DocumentQuestionAnsweringPipeline only for fast ⚡ tokenizers (#22745)

* fix --------- Co-authored-by: ydshieh <ydshieh@users.noreply.github.com>
2025-07-04 13:20:12 +06:00 · 2023-04-13 17:22:59 +02:00 · 2023-04-13 17:22:59 +02:00 · 32b08742a5
commit 32b08742a5
parent 4def2fe969
4 changed files with 18 additions and 22 deletions
--- a/src/transformers/pipelines/document_question_answering.py
+++ b/src/transformers/pipelines/document_question_answering.py
@ -131,6 +131,11 @@ class DocumentQuestionAnsweringPipeline(ChunkPipeline):

    def __init__(self, *args, **kwargs):
        super().__init__(*args, **kwargs)
+        if self.tokenizer is not None and not self.tokenizer.__class__.__name__.endswith("Fast"):
+            raise ValueError(
+                "`DocumentQuestionAnsweringPipeline` requires a fast tokenizer, but a slow tokenizer "
+                f"(`{self.tokenizer.__class__.__name__}`) is provided."
+            )

        if self.model.config.__class__.__name__ == "VisionEncoderDecoderConfig":
            self.model_type = ModelType.VisionEncoderDecoder
--- a/tests/models/layoutlm/test_modeling_layoutlm.py
+++ b/tests/models/layoutlm/test_modeling_layoutlm.py
@ -246,20 +246,6 @@ class LayoutLMModelTest(ModelTesterMixin, PipelineTesterMixin, unittest.TestCase
    )
    fx_compatible = True

-    # TODO: Fix the failed tests
-    def is_pipeline_test_to_skip(
-        self, pipeline_test_casse_name, config_class, model_architecture, tokenizer_name, processor_name
-    ):
-        if (
-            pipeline_test_casse_name == "DocumentQuestionAnsweringPipelineTests"
-            and tokenizer_name is not None
-            and not tokenizer_name.endswith("Fast")
-        ):
-            # This pipeline uses `sequence_ids()` which is only available for fast tokenizers.
-            return True
-
-        return False
-
    def setUp(self):
        self.model_tester = LayoutLMModelTester(self)
        self.config_tester = ConfigTester(self, config_class=LayoutLMConfig, hidden_size=37)
--- a/tests/models/layoutlmv2/test_modeling_layoutlmv2.py
+++ b/tests/models/layoutlmv2/test_modeling_layoutlmv2.py
@ -295,15 +295,10 @@ class LayoutLMv2ModelTest(ModelTesterMixin, PipelineTesterMixin, unittest.TestCa
            # `LayoutLMv2Config` was never used in pipeline tests (`test_pt_LayoutLMv2Config_XXX`) due to lack of tiny
            # config. With new tiny model creation, it is available, but we need to fix the failed tests.
            return True
-        elif (
-            pipeline_test_casse_name == "DocumentQuestionAnsweringPipelineTests"
-            and tokenizer_name is not None
-            and not tokenizer_name.endswith("Fast")
-        ):
-            # This pipeline uses `sequence_ids()` which is only available for fast tokenizers.
-            return True

-        return False
+        return super().is_pipeline_test_to_skip(
+            pipeline_test_casse_name, config_class, model_architecture, tokenizer_name, processor_name
+        )

    def setUp(self):
        self.model_tester = LayoutLMv2ModelTester(self)
--- a/tests/test_pipeline_mixin.py
+++ b/tests/test_pipeline_mixin.py
@ -428,9 +428,19 @@ class PipelineTesterMixin:
    def test_pipeline_zero_shot_object_detection(self):
        self.run_task_tests(task="zero-shot-object-detection")
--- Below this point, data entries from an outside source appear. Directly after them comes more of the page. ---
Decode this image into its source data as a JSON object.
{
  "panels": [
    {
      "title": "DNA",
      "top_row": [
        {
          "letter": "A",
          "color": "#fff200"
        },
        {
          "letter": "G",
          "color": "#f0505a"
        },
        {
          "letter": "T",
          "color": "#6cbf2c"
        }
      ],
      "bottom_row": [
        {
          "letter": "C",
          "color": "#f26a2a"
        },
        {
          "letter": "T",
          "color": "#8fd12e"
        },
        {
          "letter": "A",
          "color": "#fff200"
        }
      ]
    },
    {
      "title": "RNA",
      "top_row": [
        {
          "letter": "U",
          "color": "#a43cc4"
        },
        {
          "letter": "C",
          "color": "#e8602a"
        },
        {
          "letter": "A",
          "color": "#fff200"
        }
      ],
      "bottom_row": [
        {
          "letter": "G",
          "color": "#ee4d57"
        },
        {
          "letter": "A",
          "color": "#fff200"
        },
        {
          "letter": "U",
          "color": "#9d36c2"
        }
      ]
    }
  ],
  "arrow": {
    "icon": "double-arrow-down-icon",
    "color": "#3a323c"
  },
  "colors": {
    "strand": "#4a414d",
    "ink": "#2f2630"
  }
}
+    # This contains the test cases to be skipped without model architecture being involved.
    def is_pipeline_test_to_skip(
        self, pipeline_test_casse_name, config_class, model_architecture, tokenizer_name, processor_name
    ):
+        # No fix is required for this case.
+        if (
+            pipeline_test_casse_name == "DocumentQuestionAnsweringPipelineTests"
+            and tokenizer_name is not None
+            and not tokenizer_name.endswith("Fast")
+        ):
+            # `DocumentQuestionAnsweringPipelineTests` requires a fast tokenizer.
+            return True
+
        return False